Abed Rahim Khatib/dpa - Arquivo
MADRID 3 mar. (EUROPA PRESS) -
O Movimento de Resistência Islâmica (Hamas) condenou a onda de bombardeios lançados por Israel contra o Líbano após o lançamento de projéteis pelo partido-milícia xiita Hezbollah em resposta ao assassinato do líder supremo iraniano, o aiatolá Alí Jamenei, na campanha de ataques dos Estados Unidos e Israel contra o Irã.

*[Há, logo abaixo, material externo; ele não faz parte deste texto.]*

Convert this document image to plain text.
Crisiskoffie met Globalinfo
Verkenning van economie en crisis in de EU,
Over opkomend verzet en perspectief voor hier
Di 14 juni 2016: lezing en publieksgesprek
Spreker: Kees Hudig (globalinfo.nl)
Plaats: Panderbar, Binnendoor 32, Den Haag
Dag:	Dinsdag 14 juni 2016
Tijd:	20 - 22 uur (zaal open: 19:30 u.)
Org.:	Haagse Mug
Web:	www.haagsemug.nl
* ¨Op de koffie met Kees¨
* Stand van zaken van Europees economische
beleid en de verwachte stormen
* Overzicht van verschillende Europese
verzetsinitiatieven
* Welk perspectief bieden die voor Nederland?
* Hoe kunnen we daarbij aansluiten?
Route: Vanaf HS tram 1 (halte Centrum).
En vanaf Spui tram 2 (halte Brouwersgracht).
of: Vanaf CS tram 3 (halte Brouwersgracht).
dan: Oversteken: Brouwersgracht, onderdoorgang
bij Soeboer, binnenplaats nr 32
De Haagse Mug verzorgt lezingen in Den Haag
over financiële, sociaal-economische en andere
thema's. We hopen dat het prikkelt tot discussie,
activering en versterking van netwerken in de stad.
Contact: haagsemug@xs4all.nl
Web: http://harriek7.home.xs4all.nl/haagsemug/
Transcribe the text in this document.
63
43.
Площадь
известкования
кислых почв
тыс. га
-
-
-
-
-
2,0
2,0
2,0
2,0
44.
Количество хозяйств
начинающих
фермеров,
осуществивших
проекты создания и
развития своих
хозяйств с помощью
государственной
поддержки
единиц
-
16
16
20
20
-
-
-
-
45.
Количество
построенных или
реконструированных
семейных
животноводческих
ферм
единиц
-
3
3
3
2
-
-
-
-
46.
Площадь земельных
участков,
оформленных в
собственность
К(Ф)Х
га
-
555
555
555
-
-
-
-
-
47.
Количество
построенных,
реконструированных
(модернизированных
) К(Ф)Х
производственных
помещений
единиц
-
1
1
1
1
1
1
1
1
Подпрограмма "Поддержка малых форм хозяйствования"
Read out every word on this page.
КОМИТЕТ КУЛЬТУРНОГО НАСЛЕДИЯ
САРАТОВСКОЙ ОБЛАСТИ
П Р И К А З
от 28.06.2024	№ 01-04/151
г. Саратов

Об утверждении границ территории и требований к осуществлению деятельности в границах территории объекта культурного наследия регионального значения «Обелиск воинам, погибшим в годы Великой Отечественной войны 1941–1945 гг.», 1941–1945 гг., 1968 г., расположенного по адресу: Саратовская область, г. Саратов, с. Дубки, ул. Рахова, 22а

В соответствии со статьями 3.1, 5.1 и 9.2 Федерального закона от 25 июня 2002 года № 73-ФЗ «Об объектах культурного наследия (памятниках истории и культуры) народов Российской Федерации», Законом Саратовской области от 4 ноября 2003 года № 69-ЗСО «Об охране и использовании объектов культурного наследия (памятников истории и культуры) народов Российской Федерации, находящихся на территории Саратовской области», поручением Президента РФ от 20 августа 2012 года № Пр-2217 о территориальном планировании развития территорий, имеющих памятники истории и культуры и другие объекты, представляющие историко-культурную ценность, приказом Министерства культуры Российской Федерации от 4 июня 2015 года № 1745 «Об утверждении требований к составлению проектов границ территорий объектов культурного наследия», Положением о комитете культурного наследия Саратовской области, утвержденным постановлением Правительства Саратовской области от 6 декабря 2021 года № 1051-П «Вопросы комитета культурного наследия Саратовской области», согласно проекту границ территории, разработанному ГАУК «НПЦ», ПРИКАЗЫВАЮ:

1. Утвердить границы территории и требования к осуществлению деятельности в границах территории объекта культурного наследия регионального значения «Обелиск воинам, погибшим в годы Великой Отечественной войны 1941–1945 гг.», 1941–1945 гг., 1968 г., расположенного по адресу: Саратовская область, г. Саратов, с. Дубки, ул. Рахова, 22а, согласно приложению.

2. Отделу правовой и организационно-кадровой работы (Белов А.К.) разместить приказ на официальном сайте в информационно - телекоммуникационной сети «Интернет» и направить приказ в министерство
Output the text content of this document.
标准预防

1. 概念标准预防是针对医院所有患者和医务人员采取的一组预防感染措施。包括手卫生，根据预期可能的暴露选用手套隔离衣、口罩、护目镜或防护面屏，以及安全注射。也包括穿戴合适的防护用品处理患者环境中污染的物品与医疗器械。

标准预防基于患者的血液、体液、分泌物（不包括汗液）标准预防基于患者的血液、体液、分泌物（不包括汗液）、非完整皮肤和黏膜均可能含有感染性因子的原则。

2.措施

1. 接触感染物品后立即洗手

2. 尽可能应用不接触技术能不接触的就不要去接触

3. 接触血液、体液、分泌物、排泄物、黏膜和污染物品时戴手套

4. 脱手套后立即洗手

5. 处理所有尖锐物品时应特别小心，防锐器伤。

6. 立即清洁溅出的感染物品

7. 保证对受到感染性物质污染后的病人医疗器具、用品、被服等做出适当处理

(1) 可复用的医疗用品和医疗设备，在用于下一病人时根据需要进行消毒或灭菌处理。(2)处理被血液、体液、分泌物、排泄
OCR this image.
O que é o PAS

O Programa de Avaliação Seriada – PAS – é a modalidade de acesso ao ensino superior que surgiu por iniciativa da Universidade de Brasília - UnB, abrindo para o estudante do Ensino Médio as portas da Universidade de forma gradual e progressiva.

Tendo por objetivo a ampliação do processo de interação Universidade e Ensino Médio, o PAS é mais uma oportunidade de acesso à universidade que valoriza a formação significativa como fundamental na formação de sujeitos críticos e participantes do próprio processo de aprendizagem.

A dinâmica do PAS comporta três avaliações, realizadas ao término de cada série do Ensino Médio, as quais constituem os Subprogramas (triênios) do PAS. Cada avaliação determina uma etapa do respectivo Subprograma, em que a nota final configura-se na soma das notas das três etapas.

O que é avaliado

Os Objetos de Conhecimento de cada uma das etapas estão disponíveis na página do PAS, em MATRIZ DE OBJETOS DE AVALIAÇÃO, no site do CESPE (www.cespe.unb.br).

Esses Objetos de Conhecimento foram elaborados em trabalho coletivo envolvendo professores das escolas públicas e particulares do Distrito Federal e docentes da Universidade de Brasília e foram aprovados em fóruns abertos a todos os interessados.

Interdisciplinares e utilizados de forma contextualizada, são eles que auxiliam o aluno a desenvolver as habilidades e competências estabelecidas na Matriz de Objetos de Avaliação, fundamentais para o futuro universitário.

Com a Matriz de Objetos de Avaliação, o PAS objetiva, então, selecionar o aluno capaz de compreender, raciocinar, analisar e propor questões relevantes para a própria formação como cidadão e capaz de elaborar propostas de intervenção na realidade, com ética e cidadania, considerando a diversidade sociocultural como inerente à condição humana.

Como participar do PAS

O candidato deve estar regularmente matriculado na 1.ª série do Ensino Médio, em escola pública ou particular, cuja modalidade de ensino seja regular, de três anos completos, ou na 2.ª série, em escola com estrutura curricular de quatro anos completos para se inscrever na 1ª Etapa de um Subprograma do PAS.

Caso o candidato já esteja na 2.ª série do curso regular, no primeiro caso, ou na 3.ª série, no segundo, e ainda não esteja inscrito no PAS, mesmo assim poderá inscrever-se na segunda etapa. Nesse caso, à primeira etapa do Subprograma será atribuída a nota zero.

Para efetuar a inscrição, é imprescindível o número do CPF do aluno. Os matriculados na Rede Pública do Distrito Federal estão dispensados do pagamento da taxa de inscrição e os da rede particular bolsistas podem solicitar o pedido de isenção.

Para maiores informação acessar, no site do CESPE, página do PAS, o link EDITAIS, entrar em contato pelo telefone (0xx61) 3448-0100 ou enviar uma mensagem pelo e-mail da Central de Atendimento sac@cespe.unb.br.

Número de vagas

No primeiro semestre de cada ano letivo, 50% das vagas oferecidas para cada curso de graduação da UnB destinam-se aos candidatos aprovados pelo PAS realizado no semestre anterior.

O grupo islâmico palestino afirmou que “a agressão por parte da ocupação contra o Líbano é uma escalada perigosa no contexto das violações contra o Líbano e sua soberania”, bem como “uma extensão dos ataques criminosos da ocupação contra os países e povos da região”.
Assim, sublinhou que responsabiliza “totalmente” a “ocupação fascista”, em referência a Israel, pelas “repercussões de seus crimes e políticas agressivas”, ao mesmo tempo em que demonstrou sua “total solidariedade” com o Líbano.
O Hamas também pediu aos países árabes que “unam forças, se unam e adotem medidas eficazes para enfrentar os ataques e crimes da ocupação, que ameaçam a segurança e a estabilidade de toda a região”, segundo o jornal palestino Filastin.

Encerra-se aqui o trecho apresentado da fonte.